Upgrading to the latest

There are too many new features in Cassandra 1.2.3, and at this stage I'm planning on upgrading from 1.2.0 to the latest version. There aren't too many changes that can affect the upgrade, the prime concern is the switch from Thrift to CQL, but when I was reading up on this its clear that Apache have kept interfacing with thrift as an option for backwards compatibility. An attempt of switching will be made on Tuesday and hopefully not too much has changed.

Joining the ring

Cassandra ring after a new user.

The three seed nodes are 134.36.36.188, 134.36.36.189, 134.36.36.217 with each host running on Windows 8, Ubuntu and OSX respectively. The final machine, 134.36.36.116 is an OSX machine representing the first user to join the ring and is connected to the ring through a VPN connection. With each user that joins the ring will grow, the theory being that the more users there are, the higher the availability of the network.


Balance - it's key

There are a number of potential issues with the current system, firstly keeping track of which hosts are up/down when a new user joins the system. This shouldn't be a big problem because the three seeds nodes should be up all the time and one node going down will hopefully still allow for new users to bootstrap successfully.
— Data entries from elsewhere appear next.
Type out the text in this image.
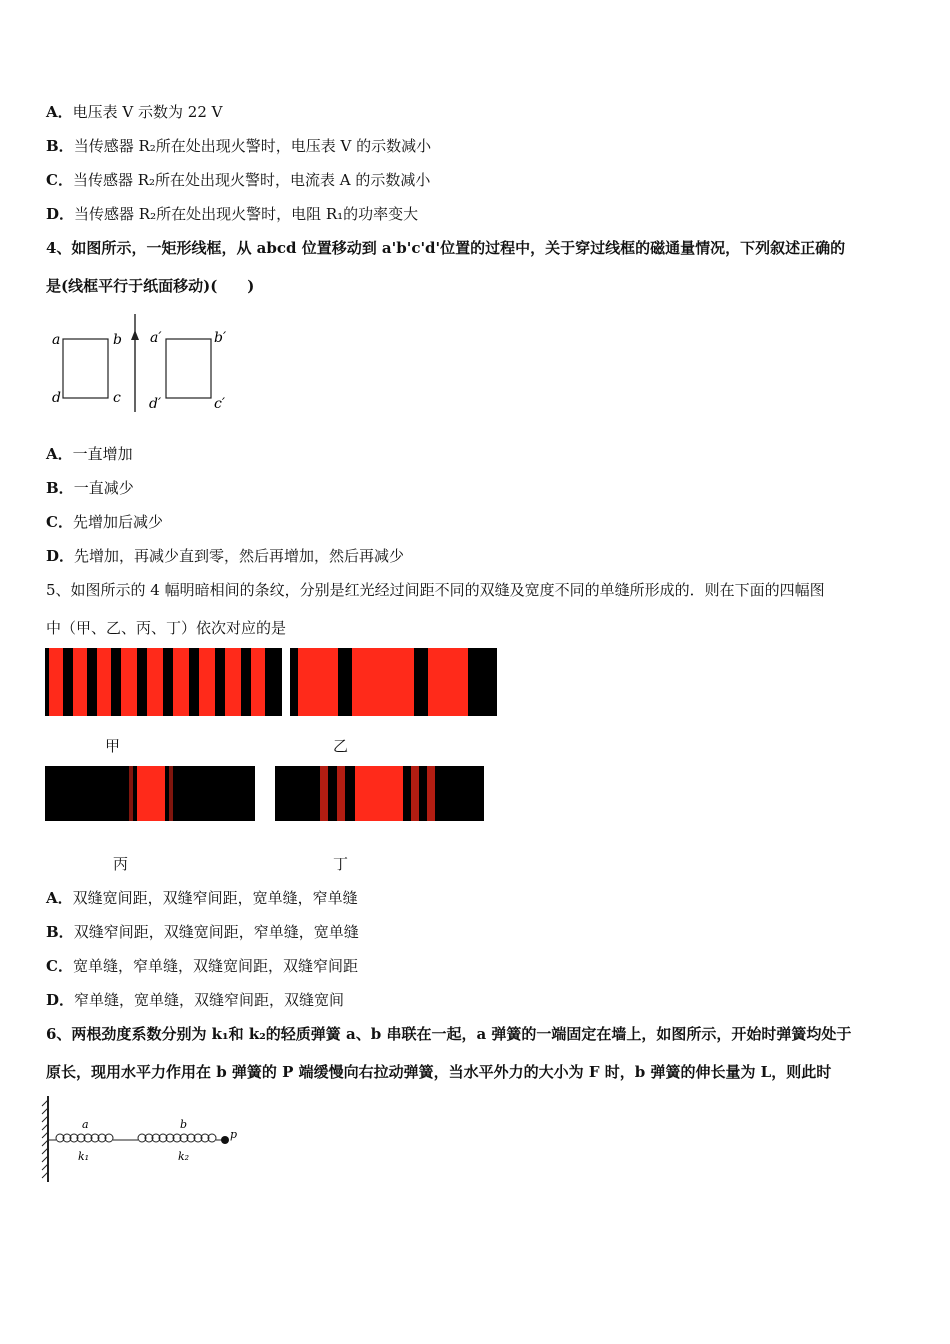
A．电压表 V 示数为 22 V
B．当传感器 R₂所在处出现火警时，电压表 V 的示数减小
C．当传感器 R₂所在处出现火警时，电流表 A 的示数减小
D．当传感器 R₂所在处出现火警时，电阻 R₁的功率变大
4、如图所示，一矩形线框，从 abcd 位置移动到 a'b'c'd'位置的过程中，关于穿过线框的磁通量情况，下列叙述正确的
是(线框平行于纸面移动)(　　)
a	b
d	c
a′	b′
d′	c′
A．一直增加
B．一直减少
C．先增加后减少
D．先增加，再减少直到零，然后再增加，然后再减少
5、如图所示的 4 幅明暗相间的条纹，分别是红光经过间距不同的双缝及宽度不同的单缝所形成的．则在下面的四幅图
中（甲、乙、丙、丁）依次对应的是
甲	乙
丙	丁
A．双缝宽间距，双缝窄间距，宽单缝，窄单缝
B．双缝窄间距，双缝宽间距，窄单缝，宽单缝
C．宽单缝，窄单缝，双缝宽间距，双缝窄间距
D．窄单缝，宽单缝，双缝窄间距，双缝宽间
6、两根劲度系数分别为 k₁和 k₂的轻质弹簧 a、b 串联在一起，a 弹簧的一端固定在墙上，如图所示，开始时弹簧均处于
原长，现用水平力作用在 b 弹簧的 P 端缓慢向右拉动弹簧，当水平外力的大小为 F 时，b 弹簧的伸长量为 L，则此时
a	b
k₁	k₂
p
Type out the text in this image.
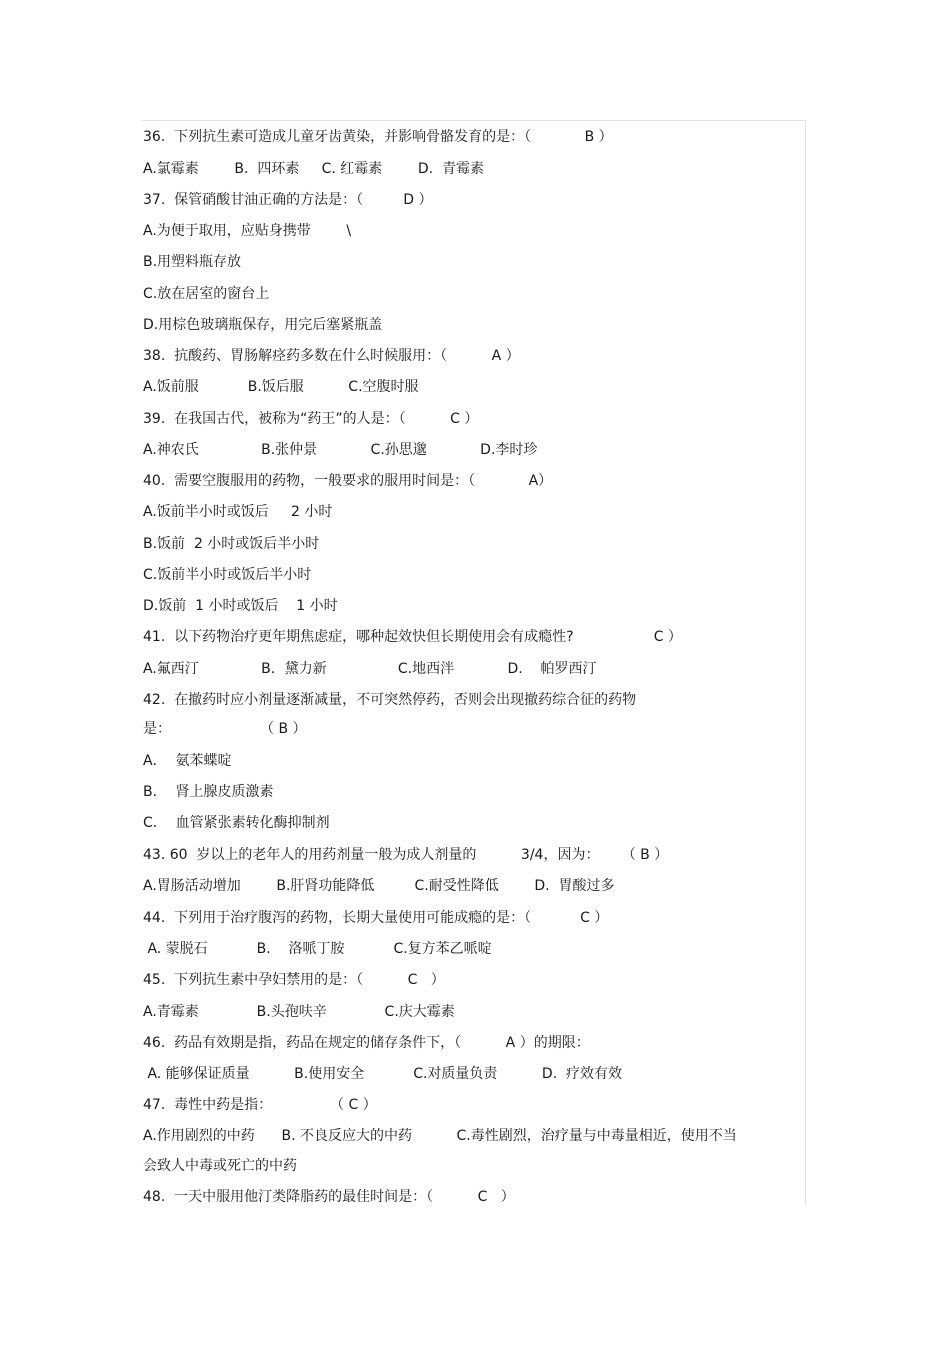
36.  下列抗生素可造成儿童牙齿黄染，并影响骨骼发育的是：（            B ）
A.氯霉素        B.  四环素     C. 红霉素        D.  青霉素
37.  保管硝酸甘油正确的方法是：（         D ）
A.为便于取用，应贴身携带        \
B.用塑料瓶存放
C.放在居室的窗台上
D.用棕色玻璃瓶保存，用完后塞紧瓶盖
38.  抗酸药、胃肠解痉药多数在什么时候服用：（          A ）
A.饭前服           B.饭后服          C.空腹时服
39.  在我国古代，被称为“药王”的人是：（          C ）
A.神农氏              B.张仲景            C.孙思邈            D.李时珍
40.  需要空腹服用的药物，一般要求的服用时间是：（            A）
A.饭前半小时或饭后     2 小时
B.饭前  2 小时或饭后半小时
C.饭前半小时或饭后半小时
D.饭前  1 小时或饭后    1 小时
41.  以下药物治疗更年期焦虑症，哪种起效快但长期使用会有成瘾性?                  C ）
A.氟西汀              B．黛力新                C.地西泮            D.    帕罗西汀
42.  在撤药时应小剂量逐渐减量，不可突然停药，否则会出现撤药综合征的药物
是：                    （ B ）
A．  氨苯蝶啶
B．  肾上腺皮质激素
C．  血管紧张素转化酶抑制剂
43. 60  岁以上的老年人的用药剂量一般为成人剂量的          3/4，因为：     （ B ）
A.胃肠活动增加        B.肝肾功能降低         C.耐受性降低        D.  胃酸过多
44.  下列用于治疗腹泻的药物，长期大量使用可能成瘾的是：（           C ）
A. 蒙脱石           B.    洛哌丁胺           C.复方苯乙哌啶
45.  下列抗生素中孕妇禁用的是：（          C   ）
A.青霉素             B.头孢呋辛             C.庆大霉素
46.  药品有效期是指，药品在规定的储存条件下，（          A ）的期限：
A. 能够保证质量          B.使用安全           C.对质量负责          D.  疗效有效
47.  毒性中药是指：             （ C ）
A.作用剧烈的中药      B. 不良反应大的中药          C.毒性剧烈，治疗量与中毒量相近，使用不当
会致人中毒或死亡的中药
48.  一天中服用他汀类降脂药的最佳时间是：（          C   ）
The next problem is balancing the data with the incrementing replication factor. From the above diagram it's clear that the ring isn't well balanced and with new users joining the ring, it will become even less balanced. Currently the argument for "don't worry, it'll be ok" is that each node holds 100% of the data, so balanced or not, it doesn't matter if a node goes down (its expected for nodes to go down as people using the system will switch their machines off) the data will still be available.